Actuellement, la réflexion catéchétique voit pourtant son questionnement s'élargir à d'autres dimensions jugées vitales : celle de l'ouverture, celle de la mission, celle de l'évangélisation, celle du dialogue. S'il y a bien des questions fondamentales aujourd'hui, ce sont celles qui examinent les liens entre une première annonce missionnaire et une catéchèse d'initiation, entre la proposition de la foi et la rencontre tolérante avec les adeptes d'autres philosophies ou religion. L'évolution planétaire des informations, les mouvements de population, la mutation rapide des statistiques d'adhésion religieuse au Canada et en Europe occidentale invitent désormais les théologiens et les praticiens de la catéchèse d'intégrer à leurs recherches la dimension interreligieuse.

Notons d'ores et déjà que si ces interrogations paraissent neuves et dérangeantes pour la catéchèse occidentale, elles ont constitué le lieu habituel de la réflexion dans l'Église primitive et qu'elles ont été abordées depuis longtemps dans la catéchèse adaptée « aux pays dits de mission » au long des deux premiers tiers du XXe siècle.

Le théologien indien Félix Wilfred, dans un article remarqué de la revue Concilium de 1999 notait : « Il est important de reconnaître qu'une rencontre authentique avec les voisins ayant d'autres croyances (…) ne se fera pas sans effort et sans préparation à une nouvelle manière d'être chrétien. » [4] Si sa prévision est juste, nous nous trouvons devant le plus classique et le plus neuf des défis pour la catéchèse : préparer une nouvelle manière d'être chrétien.

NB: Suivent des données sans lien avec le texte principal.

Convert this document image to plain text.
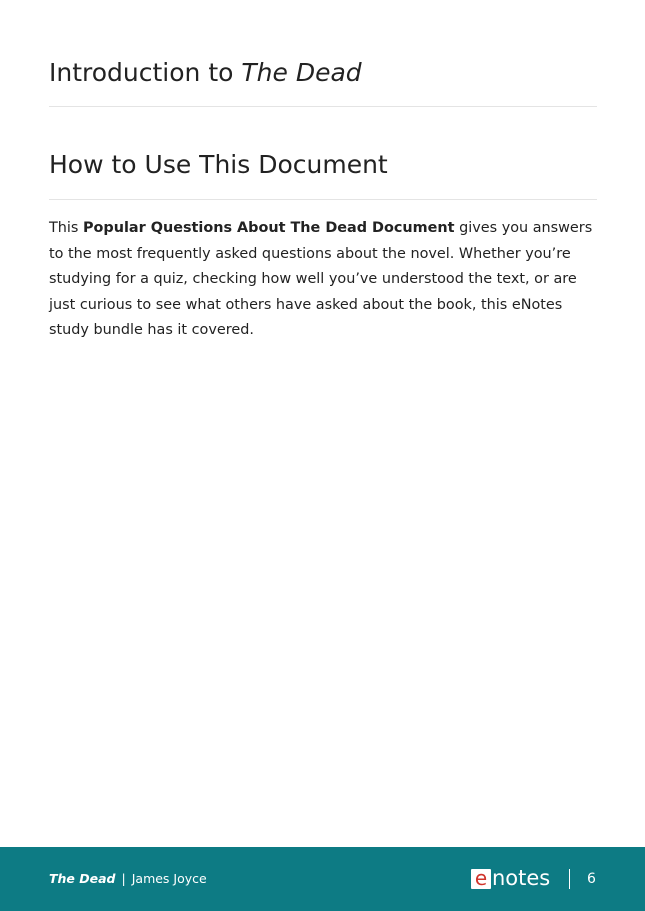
Introduction to The Dead
How to Use This Document

This Popular Questions About The Dead Document gives you answers to the most frequently asked questions about the novel. Whether you’re studying for a quiz, checking how well you’ve understood the text, or are just curious to see what others have asked about the book, this eNotes study bundle has it covered.

The Dead | James Joyce	e notes	6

Comment construire un projet catéchétique qui permette une authentique rencontre avec le Christ des Évangiles tout en veillant aussi à apprendre et à dialoguer avec les autres traditions philosophiques et religieuses ? Cette communication traitera de cette importante question en abordant cinq volets :

  • Comment situer le discours religieux sur un fond pluraliste ?
  • Quels sont les enjeux posés par la dimension interreligieuse du monde actuel pour une catéchèse qui rencontre les conditions et les exigences du dialogue sans tomber dans le relativisme ? Comment, autrement dit, justifier de la pertinence catéchétique dans la société ultra-moderne ? 
  • Quels sont les défis de cette situation plurielle pour toute œuvre catéchétique ?
  • Quels enjeux et discernements théologiques seront nécessaires pour bien orienter une catéchèse aux prises avec un horizon interconvictionnel et interreligieux ?
  • Et finalement quelles implications en matière de pédagogie religieuse devront retentir l'attention des catéchètes dans pareille entreprise ?

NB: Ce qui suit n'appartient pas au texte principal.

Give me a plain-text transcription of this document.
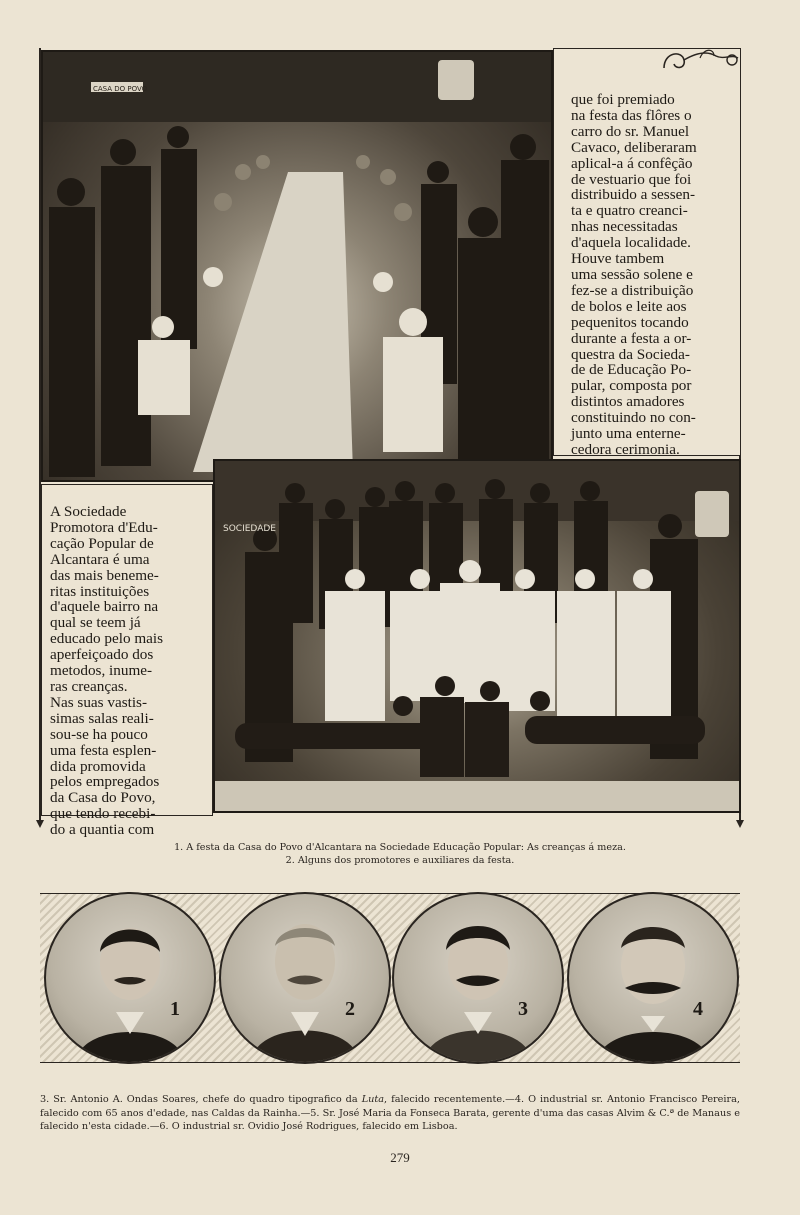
CASA DO POVO
que foi premiado
na festa das flôres o
carro do sr. Manuel
Cavaco, deliberaram
aplical-a á confêção
de vestuario que foi
distribuido a sessen-
ta e quatro creanci-
nhas necessitadas
d'aquela localidade.
Houve tambem
uma sessão solene e
fez-se a distribuição
de bolos e leite aos
pequenitos tocando
durante a festa a or-
questra da Socieda-
de de Educação Po-
pular, composta por
distintos amadores
constituindo no con-
junto uma enterne-
cedora cerimonia.
A Sociedade
Promotora d'Edu-
cação Popular de
Alcantara é uma
das mais beneme-
ritas instituições
d'aquele bairro na
qual se teem já
educado pelo mais
aperfeiçoado dos
metodos, inume-
ras creanças.
Nas suas vastis-
simas salas reali-
sou-se ha pouco
uma festa esplen-
dida promovida
pelos empregados
da Casa do Povo,
que tendo recebi-
do a quantia com
SOCIEDADE
1. A festa da Casa do Povo d'Alcantara na Sociedade Educação Popular: As creanças á meza.
2. Alguns dos promotores e auxiliares da festa.
1	2	3	4
3. Sr. Antonio A. Ondas Soares, chefe do quadro tipografico da Luta, falecido recentemente.—4. O industrial sr. Antonio Francisco Pereira, falecido com 65 anos d'edade, nas Caldas da Rainha.—5. Sr. José Maria da Fonseca Barata, gerente d'uma das casas Alvim & C.ª de Manaus e falecido n'esta cidade.—6. O industrial sr. Ovidio José Rodrigues, falecido em Lisboa.
279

1. Comment situer le discours religieux sur un fond pluraliste ?
    La typologie d'Hans-Georg Ziebertz

Pour poser les enjeux d'une juste prise en cause du pluralisme religieux dans les processus éducatifs, l'œuvre d'Hans-Georg Ziebertz, responsable de la chaire d'éducation religieuse au sein de l'institut de théologie pratique de l'Université de Würzburg, est devenue en quelques années un point de départ classique. Ses écrits sont travaillés et commentés tout autant en Amérique du Nord qu'en Europe occidentale [5] .

Pourquoi son œuvre suscite-t-elle un tel intérêt ? Parce qu'elle nous aide à poser les bases d'une justification de l'importance d'un enseignement religieux sur des bases citoyennes et responsables, et non plus uniquement en s'appuyant sur le droit des Églises ou sur l'héritage du passé.

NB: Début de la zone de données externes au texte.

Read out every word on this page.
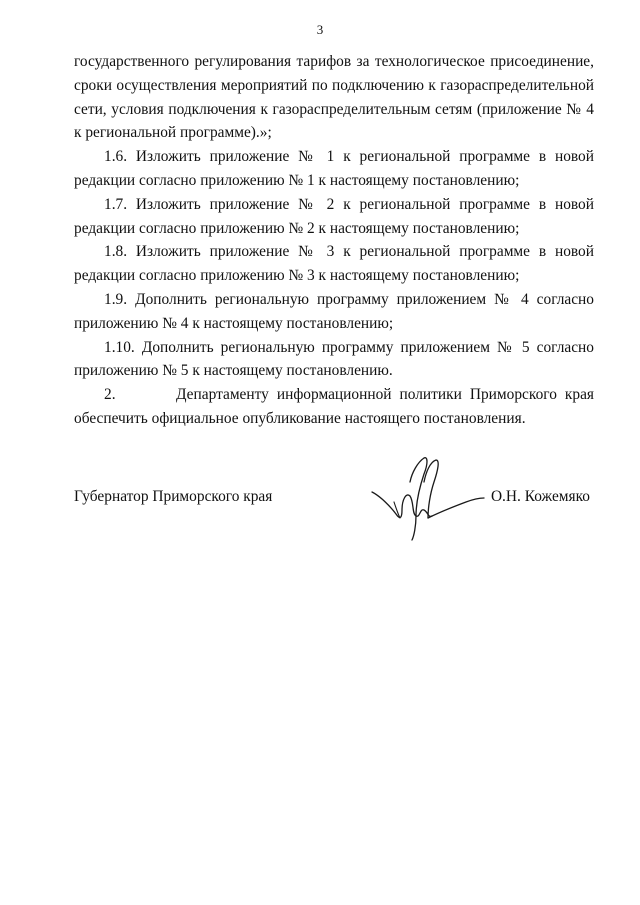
3

государственного регулирования тарифов за технологическое присоединение, сроки осуществления мероприятий по подключению к газораспределительной сети, условия подключения к газораспределительным сетям (приложение № 4 к региональной программе).»;

1.6. Изложить приложение № 1 к региональной программе в новой редакции согласно приложению № 1 к настоящему постановлению;

1.7. Изложить приложение № 2 к региональной программе в новой редакции согласно приложению № 2 к настоящему постановлению;

1.8. Изложить приложение № 3 к региональной программе в новой редакции согласно приложению № 3 к настоящему постановлению;

1.9. Дополнить региональную программу приложением № 4 согласно приложению № 4 к настоящему постановлению;

1.10. Дополнить региональную программу приложением № 5 согласно приложению № 5 к настоящему постановлению.

2.	Департаменту информационной политики Приморского края обеспечить официальное опубликование настоящего постановления.

Губернатор Приморского края	О.Н. Кожемяко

C'est en évaluant les objectifs assignés à la catéchèse à l'aune des impératifs éducationnels des sociétés multiculturelles qu'il faut oser instruire le dossier : connaissance et reconnaissance, tolérance, capacité de dialogue, tous ces termes font partie des attentes de la société civile actuelle. Ils permettent aussi de réfléchir, avec un haut degré d'exigence en quoi et comment la religion (et la catéchèse paroissiale) peut contribuer à la « compréhension » de la différence.

Ziebertz pose devant nous trois modèles. 

  • On peut prôner avec de solides arguments une approche mono-religieuse : nous aurons un enseignement confessionnel ouvert, désireux de transmettre la « vérité religieuse » sans nécessairement défendre que cette vérité est unique. Ce modèle n'est en soi ni prosélyte, ni frileux : il promeut une attitude positive vis-à-vis des autres religions et de leurs adeptes. La manière d'aborder les religions autres est ici réduite à une présentation du point de vue de la majorité : c'est le catéchète, par exemple, qui expose ce que pensent les juifs ou les bouddhistes sur tel thème parcouru dans son enseignement.
     
  • Une autre option est de passer à une éducation multi-religieuse. Nous sommes passés à un modèle qui ne viserait ni la recherche de la vérité, ni l'exploration du sens de l'existence. Cette approche est bâtie sur des comparaisons, sans nulle perspective de hiérarchisation des religions et des croyances. Comme le résume de manière limpide une lectrice de Ziebertz, dans cette deuxième approche, le destinataire « reçoit des informations culturelles sur les expériences religieuses, les pratiques des croyants de diverses religions, pour mieux comprendre les motivations des personnes religieuses à l'égard desquelles il n'éprouve pas nécessairement d'attrait particulier » [6] . On s'en tient ici à une posture d'extériorité, elle fait du phénomène religieux un objet d'étude déconnecté de sa première justification : le lien avec une transcendance.
      
  • Ziebertz présente enfin un troisième modèle, inter-religieux. Il pose ici comme principe qu'un être humain, vivant dans la société pluraliste occidentale, ne construit pas une identité croyante à partir de la seule appréhension de sa propre religion, mais aussi à partir de la religion (et des convictions) d'autres personnes qui entrent en relation avec lui. Cette approche intègre comme constitutive la compréhension réciproque, la tolérance et le respect, mais tout autant une réflexion sur son identité même et une possible auto-critique. Cette construction par le dialogue ne se limite d'ailleurs pas à l'échange entre religions, il intègre aussi les positions non-religieuses. Sensible à la culture du débat et de la mutation, ce troisième modèle suppose un rapport non statique entre les religions.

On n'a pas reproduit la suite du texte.